Et d’un ! Après la lecture des mémoires du maréchal Montgomery, il s’agissait de s’attaquer aux deux ouvrages que des auteurs français lui ont consacré tout récemment.

Mon choix s’est porté d’abord sur l’ouvrage de Cédric Mas et Daniel Feldmann, ces deux auteurs m’étant plus connus; je les retrouve  en effet régulièrement sur la blogosphère consacrée à l’histoire militaire. 😉 De plus, j’avais apprécié leur précédent travail consacré au maréchal Rommel, le vis-à-vis de Montgomery lors de la guerre du Désert.
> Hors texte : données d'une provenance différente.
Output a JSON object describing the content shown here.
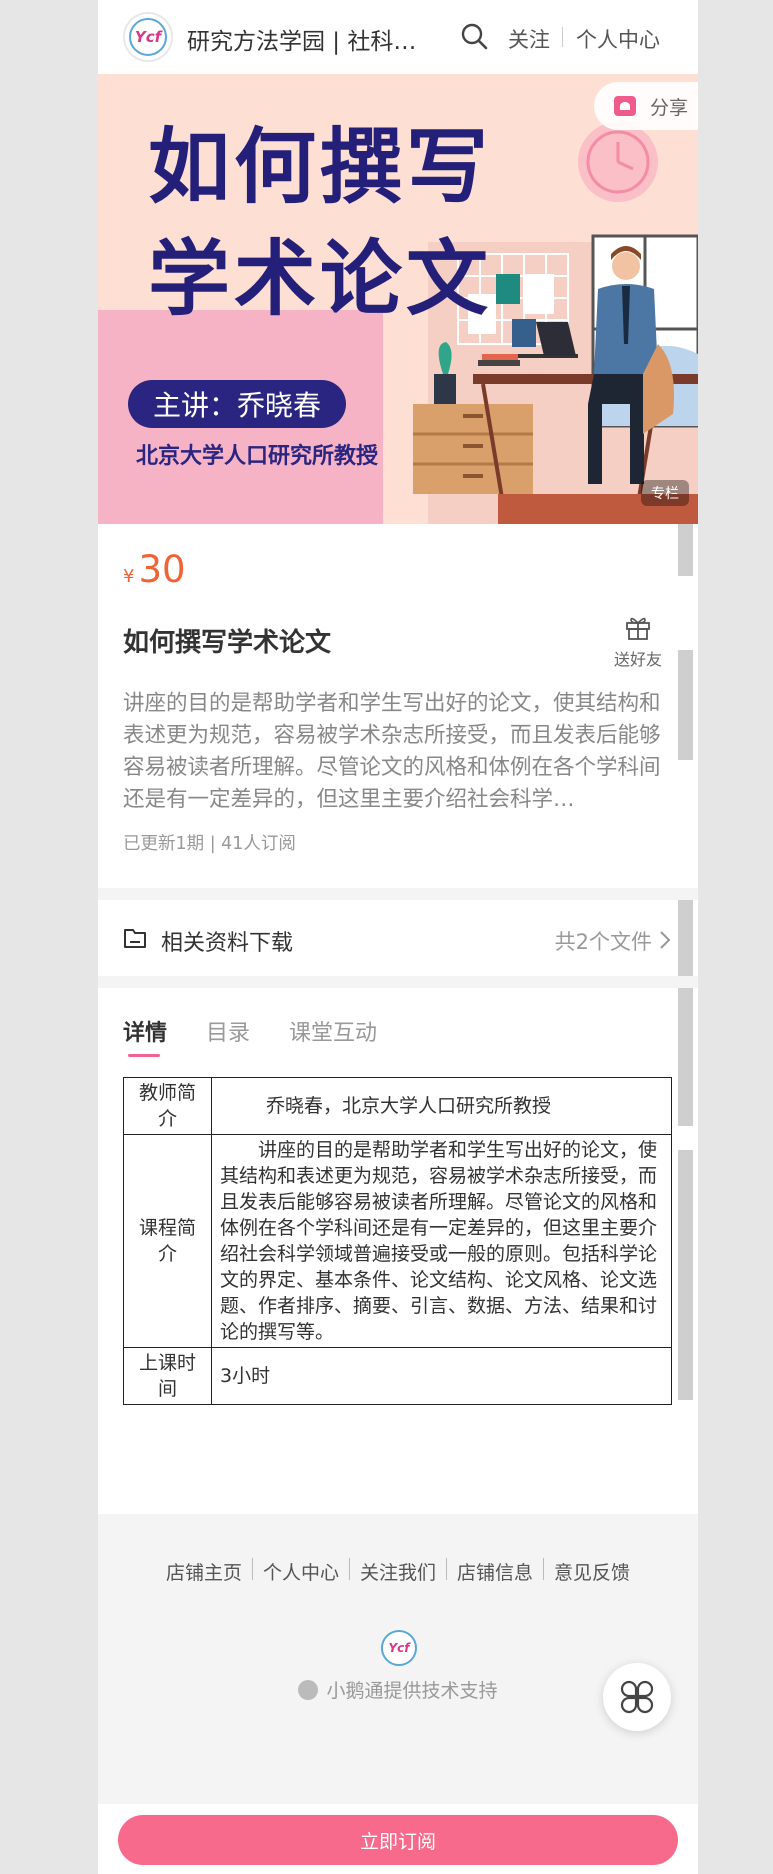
{
  "header": {
    "shop_name": "研究方法学园 | 社科…",
    "follow_label": "关注",
    "personal_center_label": "个人中心",
    "logo_text": "Ycf"
  },
  "banner": {
    "title_line1": "如何撰写",
    "title_line2": "学术论文",
    "lecturer": "主讲：乔晓春",
    "lecturer_org": "北京大学人口研究所教授",
    "column_tag": "专栏",
    "share_label": "分享"
  },
  "course": {
    "price_symbol": "¥",
    "price": "30",
    "title": "如何撰写学术论文",
    "gift_label": "送好友",
    "description": "讲座的目的是帮助学者和学生写出好的论文，使其结构和表述更为规范，容易被学术杂志所接受，而且发表后能够容易被读者所理解。尽管论文的风格和体例在各个学科间还是有一定差异的，但这里主要介绍社会科学…",
    "meta": "已更新1期 | 41人订阅"
  },
  "download": {
    "title": "相关资料下载",
    "count": "共2个文件"
  },
  "tabs": [
    {
      "label": "详情"
    },
    {
      "label": "目录"
    },
    {
      "label": "课堂互动"
    }
  ],
  "details_table": {
    "teacher_label": "教师简介",
    "teacher_value": "乔晓春，北京大学人口研究所教授",
    "course_label": "课程简介",
    "course_value": "讲座的目的是帮助学者和学生写出好的论文，使其结构和表述更为规范，容易被学术杂志所接受，而且发表后能够容易被读者所理解。尽管论文的风格和体例在各个学科间还是有一定差异的，但这里主要介绍社会科学领域普遍接受或一般的原则。包括科学论文的界定、基本条件、论文结构、论文风格、论文选题、作者排序、摘要、引言、数据、方法、结果和讨论的撰写等。",
    "time_label": "上课时间",
    "time_value": "3小时"
  },
  "footer": {
    "links": [
      "店铺主页",
      "个人中心",
      "关注我们",
      "店铺信息",
      "意见反馈"
    ],
    "support": "小鹅通提供技术支持",
    "logo_text": "Ycf"
  },
  "bottom": {
    "subscribe_label": "立即订阅"
  },
  "colors": {
    "accent_pink": "#f76a8c",
    "price_orange": "#ef6335",
    "banner_navy": "#24207a"
  }
}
Tout d’abord, parlons d’abord de ce que cet ouvrage n’est pas. Tout comme pour leur « Rommel », cet ouvrage n’est pas une vraie biographie; le format de la collection (moins de deux cent pages) ne permet pas le travail exhaustif qu’on peut attendre d’un biographe, rarement à moins de 400/500 pages. C’est sûr qu’après le format des mémoires du maréchal (près de 600 pages), on peut trouver ça léger !
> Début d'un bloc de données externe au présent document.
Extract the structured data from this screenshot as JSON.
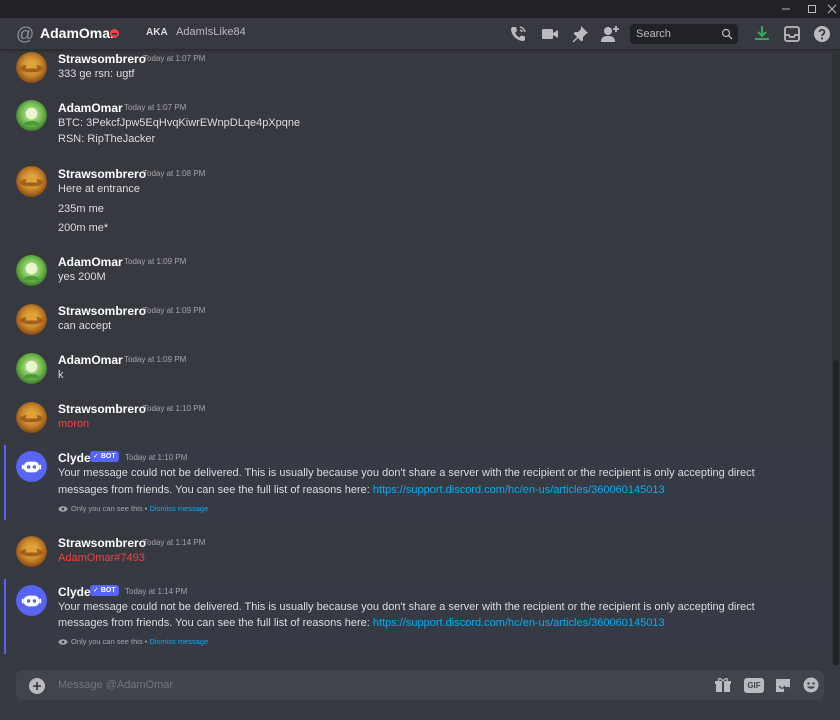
{
  "header": {
    "dm_name": "AdamOmar",
    "aka_label": "AKA",
    "aka_name": "AdamIsLike84",
    "search_placeholder": "Search"
  },
  "messages": [
    {
      "author": "Strawsombrero",
      "time": "Today at 1:07 PM",
      "lines": [
        "333 ge rsn: ugtf"
      ]
    },
    {
      "author": "AdamOmar",
      "time": "Today at 1:07 PM",
      "lines": [
        "BTC: 3PekcfJpw5EqHvqKiwrEWnpDLqe4pXpqne",
        "RSN: RipTheJacker"
      ]
    },
    {
      "author": "Strawsombrero",
      "time": "Today at 1:08 PM",
      "lines": [
        "Here at entrance",
        "235m me",
        "200m me*"
      ]
    },
    {
      "author": "AdamOmar",
      "time": "Today at 1:09 PM",
      "lines": [
        "yes 200M"
      ]
    },
    {
      "author": "Strawsombrero",
      "time": "Today at 1:09 PM",
      "lines": [
        "can accept"
      ]
    },
    {
      "author": "AdamOmar",
      "time": "Today at 1:09 PM",
      "lines": [
        "k"
      ]
    },
    {
      "author": "Strawsombrero",
      "time": "Today at 1:10 PM",
      "lines": [
        "moron"
      ]
    },
    {
      "author": "Clyde",
      "bot_label": "BOT",
      "time": "Today at 1:10 PM",
      "line1": "Your message could not be delivered. This is usually because you don't share a server with the recipient or the recipient is only accepting direct",
      "line2_prefix": "messages from friends. You can see the full list of reasons here: ",
      "link": "https://support.discord.com/hc/en-us/articles/360060145013",
      "ephemeral": "Only you can see this • ",
      "dismiss": "Dismiss message"
    },
    {
      "author": "Strawsombrero",
      "time": "Today at 1:14 PM",
      "lines": [
        "AdamOmar#7493"
      ]
    },
    {
      "author": "Clyde",
      "bot_label": "BOT",
      "time": "Today at 1:14 PM",
      "line1": "Your message could not be delivered. This is usually because you don't share a server with the recipient or the recipient is only accepting direct",
      "line2_prefix": "messages from friends. You can see the full list of reasons here: ",
      "link": "https://support.discord.com/hc/en-us/articles/360060145013",
      "ephemeral": "Only you can see this • ",
      "dismiss": "Dismiss message"
    }
  ],
  "composer": {
    "placeholder": "Message @AdamOmar",
    "gif_label": "GIF"
  },
  "colors": {
    "background": "#36393f",
    "titlebar": "#202225",
    "blurple": "#5865f2",
    "link": "#00aff4",
    "red_text": "#ed4245",
    "dnd_status": "#ed4245",
    "download_green": "#3ba55d"
  }
}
Mais non ! Sincèrement l’essentiel y est, je trouve qu’on a bien là  de quoi comprendre la carrière de ce personnage hors-norme avec les points saillants suivants:

  • une analyse fine des opérations dans lesquelles Montgomery eut un impact décisif ou moteur: la guerre du Désert est la plus brillament  exposée d’ailleurs. C’est clair que les Mémoires du maréchal pèchaient de ce côté là.
  • une conceptualisation intelligente de sa méthode que les auteurs qualifie de « systémique ». Pour Montgomery, il s’agit de gagner une bataille, une campagne ou la guerre avec rigueur, du fort au fort, en usant l’adversaire par des frappes successives et variées à la manière, bien anglaise, d’épuiser les lignes adverses dans un match de rugby. Chez Montgomery, pas de fioriture, pas de coup de patte de génie, de la méthode, des moyens pour gagner tout en économisant ses propres moyens humains. D’où l’importance de la préparation et des délais. Il ne laisse rien au hasard… ou au génie des batailles ! ;-).
  • pour lui tout se résume en un « master plan » qui doit être exécuté à la lettre par des subordonnés qu’il a sélectionné et instruit de ses méthodes. Il leur délégue pleinement l’exécution avec parfois les risques induits d’ailleurs.
  • on retrouve bien dans l’ouvrage son appétence pour l’instruction et ses travers nombreux particulièrement ses critiques incessantes de ses pairs et de ses supérieurs,

Franchement, pour tout ça, ne ratez pas cet ouvrage, il vaut franchement le coup ! Mais c’est là aussi où j’en reste sur ma faim car ces points auraient mérité un traitement beaucoup plus profond comme je l’avais déjà signalé sur le « Rommel » sorti précédemment. En fait, le format réduit implique d’être moins démonstratif et plus tranché dans les assertions et les points de vue des auteurs sans motiver par le détail leurs analyses comme ont pu le faire Jean Lopez et Lasha Okthmezuri dans l’excellente biographie de Joukov (pour rappel, plus de 700 pages).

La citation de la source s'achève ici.